Il prezzo del petrolio stenta tuttora a decollare dopo i tagli di produzione decretati da Opec e Russia. Ma per Bp la crisi sembra già essere alle spalle. La compagnia britannica ha preso ad annunciare investimenti miliardari con cadenza quasi giornaliera: l’ultimo ieri riguarda una partnership con Kosmos Energy, in cui si è impegnata a spendere quasi un miliardo di dollari per sviluppare risorse di gas al largo di Senegal e Mauritania.
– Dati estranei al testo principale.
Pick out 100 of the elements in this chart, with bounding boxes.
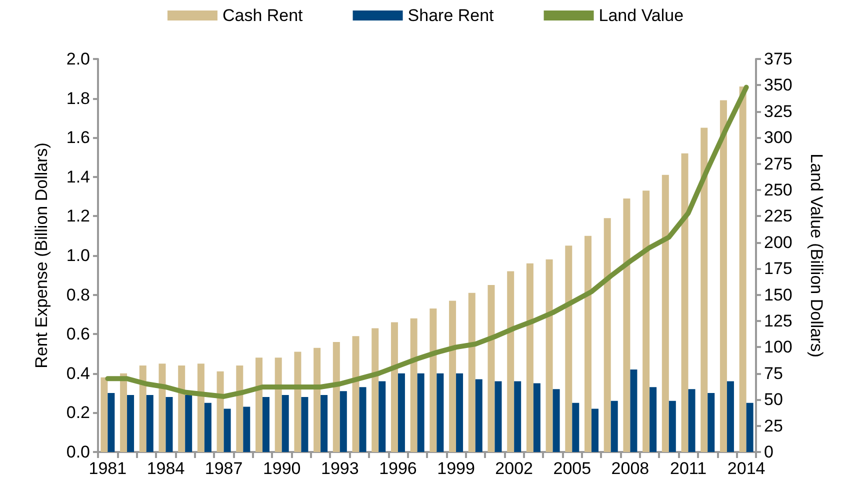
y2-tick-label: 100	[764, 338, 792, 357]
y2-tick-label: 225	[764, 206, 792, 226]
bar	[236, 366, 244, 452]
bar	[739, 86, 746, 452]
bar	[359, 387, 366, 452]
legend-label: Cash Rent	[222, 6, 304, 25]
bar	[178, 366, 186, 452]
x-tick-label: 1996	[379, 459, 417, 478]
y-axis-title: Rent Expense (Billion Dollars)	[32, 142, 51, 368]
x-tick-label: 1990	[262, 459, 301, 478]
y2-tick-label: 0	[764, 442, 774, 462]
bar	[224, 408, 231, 452]
bar	[146, 395, 154, 452]
bar	[166, 396, 173, 452]
bar	[378, 381, 386, 452]
bar	[604, 218, 611, 452]
x-tick-label: 1987	[204, 459, 243, 478]
bar	[565, 246, 572, 452]
bar	[417, 373, 424, 452]
bar	[700, 128, 708, 452]
bar	[398, 373, 405, 452]
bar	[681, 153, 688, 452]
bar	[533, 383, 540, 452]
legend-label: Share Rent	[408, 6, 494, 25]
x-tick-label: 1993	[321, 459, 359, 478]
bar	[294, 352, 302, 452]
bar	[410, 318, 418, 452]
bar	[197, 364, 204, 452]
y2-tick-label: 25	[764, 416, 783, 436]
bar	[127, 395, 134, 452]
x-tick-label: 1984	[146, 459, 185, 478]
bar	[688, 389, 696, 452]
y-tick-label: 1.6	[66, 128, 90, 148]
bar	[546, 259, 553, 452]
bar	[301, 396, 308, 452]
bar	[332, 342, 340, 452]
bar	[572, 402, 580, 452]
y-tick-label: 0.8	[66, 285, 90, 304]
x-tick-label: 1981	[88, 459, 127, 478]
y2-tick-label: 250	[764, 180, 792, 200]
y2-axis-title: Land Value (Billion Dollars)	[807, 154, 826, 358]
y2-tick-label: 200	[764, 232, 792, 252]
bar	[158, 364, 166, 452]
bar	[108, 393, 115, 452]
bar	[623, 198, 630, 452]
y-tick-label: 0.2	[66, 403, 90, 422]
bar	[494, 381, 502, 452]
y-tick-label: 2.0	[66, 50, 90, 68]
bar	[456, 373, 464, 452]
x-tick-label: 2011	[670, 459, 707, 478]
bar	[592, 408, 598, 452]
bar	[610, 400, 618, 452]
y-tick-label: 1.4	[66, 167, 90, 186]
y2-tick-label: 325	[764, 102, 792, 121]
bar	[282, 395, 289, 452]
bar	[708, 393, 715, 452]
x-tick-label: 2002	[495, 459, 533, 478]
bar	[668, 400, 676, 452]
y2-tick-label: 300	[764, 128, 792, 148]
bar	[120, 373, 128, 452]
bar	[185, 395, 192, 452]
bar	[630, 369, 638, 452]
bar	[216, 371, 224, 452]
y-tick-label: 1.0	[66, 246, 90, 265]
bar	[262, 396, 270, 452]
bar	[642, 190, 650, 452]
y-tick-label: 0.0	[66, 442, 90, 462]
y2-tick-label: 125	[764, 312, 792, 330]
bar	[340, 391, 347, 452]
bar	[526, 263, 534, 452]
bar	[449, 300, 456, 452]
bar	[436, 373, 444, 452]
bar	[352, 336, 360, 452]
bar	[274, 358, 282, 452]
bar	[320, 395, 328, 452]
y-tick-label: 1.8	[66, 88, 90, 108]
bar	[726, 381, 734, 452]
bar	[390, 322, 398, 452]
bar	[514, 381, 522, 452]
bar	[256, 358, 262, 452]
y2-tick-label: 375	[764, 50, 792, 68]
x-tick-label: 1999	[437, 459, 475, 478]
bar	[650, 387, 657, 452]
legend-label: Land Value	[598, 6, 684, 25]
y-tick-label: 0.4	[66, 364, 90, 383]
bar	[139, 366, 146, 452]
y2-tick-label: 150	[764, 285, 792, 304]
bar	[204, 402, 212, 452]
y2-tick-label: 350	[764, 76, 792, 95]
x-tick-label: 2014	[727, 459, 766, 478]
bar	[100, 377, 108, 452]
bar	[468, 292, 476, 452]
y-tick-label: 1.2	[66, 206, 90, 226]
bar	[430, 308, 437, 452]
y2-tick-label: 50	[764, 390, 783, 410]
bar	[475, 379, 482, 452]
x-tick-label: 2005	[553, 459, 592, 478]
bar	[746, 402, 754, 452]
bar	[584, 236, 592, 452]
x-tick-label: 2008	[611, 459, 650, 478]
Appena due giorni fa aveva concluso un lungo negoziato con gli Emirati arabi uniti, rilevando per 2,4 miliardi il 10% del maggior deposito onshore di petrolio ad Abu Dhabi, mentre il 30 novembre - in coincidenza con il vertice Opec - aveva dato via libera a un investimento da 9 miliardi per espandere la produzione di greggio di Mad Dog, nel Golfo del Messico.
Nei giorni successivi Bp aveva sanzionato anche un progetto da 8 miliardi di dollari nel Gnl in Indonesia e rilevato da Eniper 375 milioni una quota di Zohr, il maxigiacimento egiziano di gas. In più si era aggiudicata qualche licenza nel Mare del Nord.
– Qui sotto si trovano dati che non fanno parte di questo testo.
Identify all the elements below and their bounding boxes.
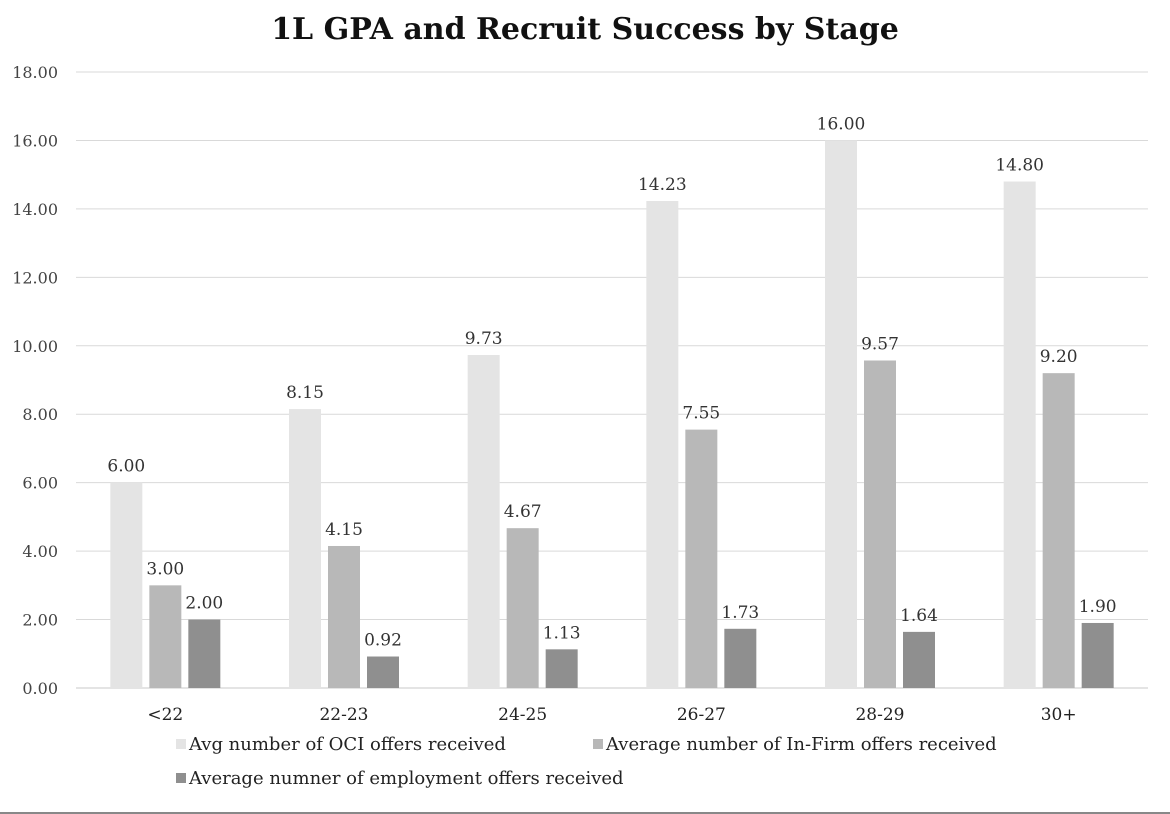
bar-30+-series-2	[1081, 622, 1114, 688]
bar-24-25-series-1	[506, 528, 539, 688]
bar-22-23-series-0	[289, 409, 321, 688]
bar-26-27-series-0	[646, 201, 679, 689]
y-tick-label: 4.00	[22, 542, 58, 561]
legend-label-2: Average numner of employment offers rece…	[188, 768, 624, 789]
data-label: 16.00	[817, 114, 866, 134]
data-label: 7.55	[682, 404, 720, 424]
gridlines	[76, 71, 1148, 689]
y-tick-label: 0.00	[22, 679, 58, 698]
data-label: 1.13	[543, 623, 581, 643]
data-label: 3.00	[146, 559, 184, 579]
data-label: 0.92	[364, 631, 402, 651]
y-tick-label: 14.00	[12, 200, 58, 219]
bars	[110, 140, 1114, 689]
data-label: 1.64	[900, 606, 938, 626]
legend-swatch-0	[176, 739, 186, 749]
y-tick-label: 16.00	[12, 131, 58, 150]
legend-label-0: Avg number of OCI offers received	[188, 734, 506, 755]
y-tick-label: 2.00	[22, 611, 58, 630]
bar-30+-series-0	[1003, 181, 1036, 688]
legend: Avg number of OCI offers received Average…	[176, 734, 997, 789]
bar-<22-series-2	[188, 619, 221, 688]
chart-title: 1L GPA and Recruit Success by Stage	[271, 12, 899, 47]
y-tick-label: 6.00	[22, 474, 58, 493]
x-category-label: <22	[147, 705, 183, 725]
bar-24-25-series-2	[545, 649, 578, 688]
bar-28-29-series-0	[825, 140, 857, 688]
bar-22-23-series-1	[328, 545, 360, 688]
legend-swatch-1	[593, 739, 603, 749]
x-category-label: 22-23	[319, 705, 368, 725]
data-label: 9.57	[861, 334, 899, 354]
bar-28-29-series-1	[864, 360, 896, 688]
bar-24-25-series-0	[467, 355, 500, 688]
data-labels: 6.00 3.002.00 8.15 4.15 0.92 9.73 4.67 1.13 14.2…	[107, 114, 1116, 650]
data-label: 4.15	[325, 520, 363, 540]
data-label: 9.73	[465, 329, 503, 349]
data-label: 14.23	[638, 175, 687, 195]
x-category-label: 26-27	[677, 705, 726, 725]
x-category-label: 24-25	[498, 705, 547, 725]
x-category-label: 28-29	[855, 705, 904, 725]
bar-22-23-series-2	[367, 656, 399, 688]
y-tick-label: 18.00	[12, 63, 58, 82]
data-label: 1.73	[721, 603, 759, 623]
data-label: 6.00	[107, 457, 145, 477]
y-tick-label: 12.00	[12, 268, 58, 287]
data-label: 2.00	[185, 594, 223, 614]
bar-<22-series-0	[110, 482, 143, 688]
bar-26-27-series-2	[724, 628, 757, 688]
x-category-label: 30+	[1041, 705, 1077, 725]
data-label: 4.67	[504, 502, 542, 522]
data-label: 8.15	[286, 383, 324, 403]
legend-label-1: Average number of In-Firm offers receive…	[605, 734, 997, 755]
bottom-frame-line	[0, 812, 1170, 814]
y-axis-ticks: 0.00 2.00 4.00 6.00 8.00 10.00 12.00 14.00 16.00…	[12, 63, 58, 698]
bar-30+-series-1	[1042, 373, 1075, 688]
bar-28-29-series-2	[903, 631, 935, 688]
legend-swatch-2	[176, 773, 186, 783]
x-axis-categories: <22 22-23 24-25 26-27 28-29 30+	[147, 705, 1076, 725]
data-label: 1.90	[1079, 597, 1117, 617]
y-tick-label: 8.00	[22, 405, 58, 424]
data-label: 14.80	[995, 156, 1044, 176]
bar-<22-series-1	[149, 585, 182, 688]
data-label: 9.20	[1040, 347, 1078, 367]
y-tick-label: 10.00	[12, 337, 58, 356]
bar-26-27-series-1	[685, 429, 718, 688]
Un elenco impressionante, che dimostra che la major faceva sul serio quando diceva di essere pronta a voltare pagina dopo il disastro della Deepwater Horizon. L’esplosione della piattaforma al largo della Louisiana è costato a Bp circa 60 miliardi di dollari, tra risarcimenti legali e spese di ripristino ambientale, che sono stati finanziati con una drastica cura dimagrante.
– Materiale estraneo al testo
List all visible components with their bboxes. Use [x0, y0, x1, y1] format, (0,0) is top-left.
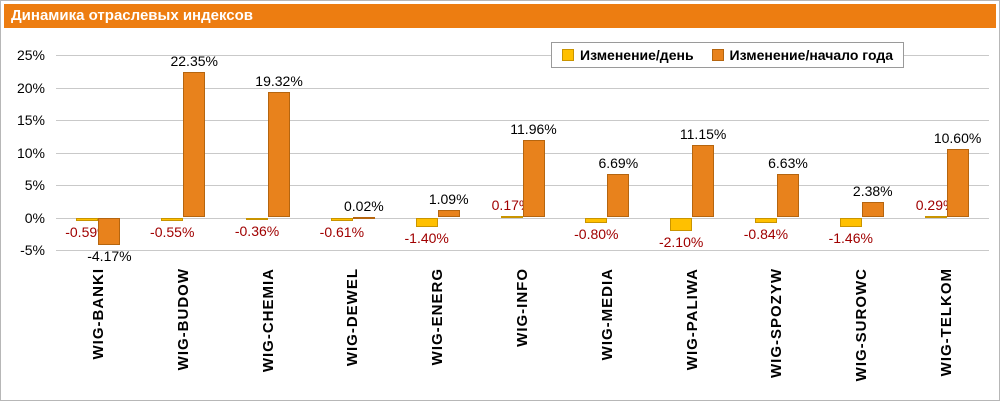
legend-swatch — [711, 49, 724, 61]
category-label: WIG-TELKOM — [904, 268, 989, 400]
bar-ytd — [268, 91, 291, 218]
bar-ytd — [522, 139, 545, 218]
bar-day — [330, 217, 353, 222]
category-label-text: WIG-SUROWC — [853, 268, 871, 382]
category-label: WIG-MEDIA — [565, 268, 650, 400]
bar-ytd — [861, 202, 884, 218]
bar-day — [839, 217, 862, 227]
value-label-day: -0.80% — [574, 225, 619, 242]
bar-day — [415, 217, 438, 227]
category-label: WIG-PALIWA — [650, 268, 735, 400]
chart-title-bar: Динамика отраслевых индексов — [4, 4, 996, 28]
value-label-ytd: 0.02% — [344, 197, 384, 214]
y-axis: 25% 20% 15% 10% 5% 0% -5% — [1, 47, 51, 258]
bar-ytd — [437, 210, 460, 218]
plot-area: -0.59% -0.55% -0.36% -0.61% -1.40% 0.17% -0.80… — [56, 53, 989, 264]
y-axis-label: -5% — [20, 242, 45, 258]
value-label-ytd: 10.60% — [933, 129, 982, 146]
bar-day — [585, 217, 608, 223]
category-label-text: WIG-ENERG — [429, 268, 447, 366]
bar-day — [246, 217, 269, 220]
category-label: WIG-BANKI — [56, 268, 141, 400]
bar-day — [161, 217, 184, 222]
value-label-day: -0.61% — [319, 224, 365, 241]
legend-swatch — [562, 49, 575, 61]
gridline — [56, 55, 989, 56]
category-label-text: WIG-SPOZYW — [768, 268, 786, 378]
value-label-ytd: 6.63% — [768, 155, 808, 172]
category-label-text: WIG-MEDIA — [598, 268, 616, 361]
category-label-text: WIG-DEWEL — [344, 268, 362, 367]
legend-label: Изменение/начало года — [729, 47, 893, 63]
bar-ytd — [607, 174, 630, 218]
y-axis-label: 25% — [16, 47, 45, 63]
bar-ytd — [946, 148, 969, 218]
category-label: WIG-ENERG — [395, 268, 480, 400]
category-label-text: WIG-INFO — [513, 268, 531, 347]
category-label: WIG-DEWEL — [310, 268, 395, 400]
category-label-text: WIG-BANKI — [89, 268, 107, 360]
bar-day — [924, 215, 947, 218]
category-label: WIG-CHEMIA — [226, 268, 311, 400]
legend-item: Изменение/день — [562, 47, 694, 63]
category-label-text: WIG-TELKOM — [938, 268, 956, 377]
bar-ytd — [98, 217, 121, 245]
y-axis-label: 15% — [16, 112, 45, 128]
bar-ytd — [692, 145, 715, 218]
y-axis-label: 10% — [16, 144, 45, 161]
legend-label: Изменение/день — [580, 47, 694, 63]
category-label-text: WIG-PALIWA — [683, 268, 701, 371]
value-label-day: -0.84% — [743, 225, 789, 242]
value-label-ytd: 22.35% — [170, 53, 218, 70]
value-label-day: -1.40% — [404, 229, 449, 246]
category-label: WIG-INFO — [480, 268, 565, 400]
value-label-ytd: -4.17% — [87, 247, 132, 264]
gridline — [56, 87, 989, 89]
bar-ytd — [183, 72, 206, 218]
value-label-ytd: 11.15% — [679, 126, 727, 143]
gridline — [56, 120, 989, 121]
value-label-ytd: 6.69% — [598, 155, 639, 171]
category-label-text: WIG-CHEMIA — [259, 268, 277, 373]
value-label-day: -1.46% — [828, 229, 873, 246]
value-label-ytd: 19.32% — [255, 72, 303, 89]
value-label-ytd: 2.38% — [852, 183, 893, 200]
value-label-day: 0.17% — [491, 197, 532, 214]
value-label-day: -0.36% — [234, 222, 280, 239]
value-label-day: -0.55% — [150, 224, 195, 241]
legend-item: Изменение/начало года — [711, 47, 893, 63]
value-label-day: 0.29% — [915, 196, 956, 213]
y-axis-label: 5% — [24, 177, 45, 193]
category-label: WIG-BUDOW — [141, 268, 226, 400]
bar-day — [670, 217, 693, 232]
value-label-day: -2.10% — [658, 234, 704, 251]
value-label-ytd: 11.96% — [510, 120, 557, 137]
legend: Изменение/день Изменение/начало года — [551, 42, 904, 68]
y-axis-label: 0% — [24, 209, 45, 226]
gridline — [56, 250, 989, 251]
bar-ytd — [352, 216, 375, 219]
bar-ytd — [776, 174, 799, 218]
y-axis-label: 20% — [16, 79, 45, 96]
category-label: WIG-SUROWC — [819, 268, 904, 400]
bar-day — [500, 216, 523, 219]
bar-day — [76, 217, 99, 222]
category-label: WIG-SPOZYW — [735, 268, 820, 400]
bar-day — [754, 217, 777, 223]
category-label-text: WIG-BUDOW — [174, 268, 192, 371]
gridline — [56, 217, 989, 219]
chart-title: Динамика отраслевых индексов — [11, 7, 254, 24]
chart-region: Изменение/день Изменение/начало года 25% 2… — [1, 28, 999, 400]
x-axis: WIG-BANKI WIG-BUDOW WIG-CHEMIA WIG-DEWEL WIG… — [56, 250, 989, 400]
value-label-ytd: 1.09% — [428, 191, 469, 208]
Cessioni di asset e tagli draconiani alle spese avevano ridotto all’osso produzione e riserve petrolifere di Bp, che ora cerca di recuperare terreno. Ma il suo attivismo è forse anche il primo segnale evidente di un’inversione di rotta nel settore dopo oltre due anni di crisi durissima.
Secondo gli analisti di Wood Mackenzie il 2016 dovrebbe segnare «il punto più basso nel ciclo di investimenti» delle major e se il barile si manterrà a 55 dollari nel 2017 Big Oil dovrebbe tornare per la prima volta da tre anni a generare flussi di cassa positivi.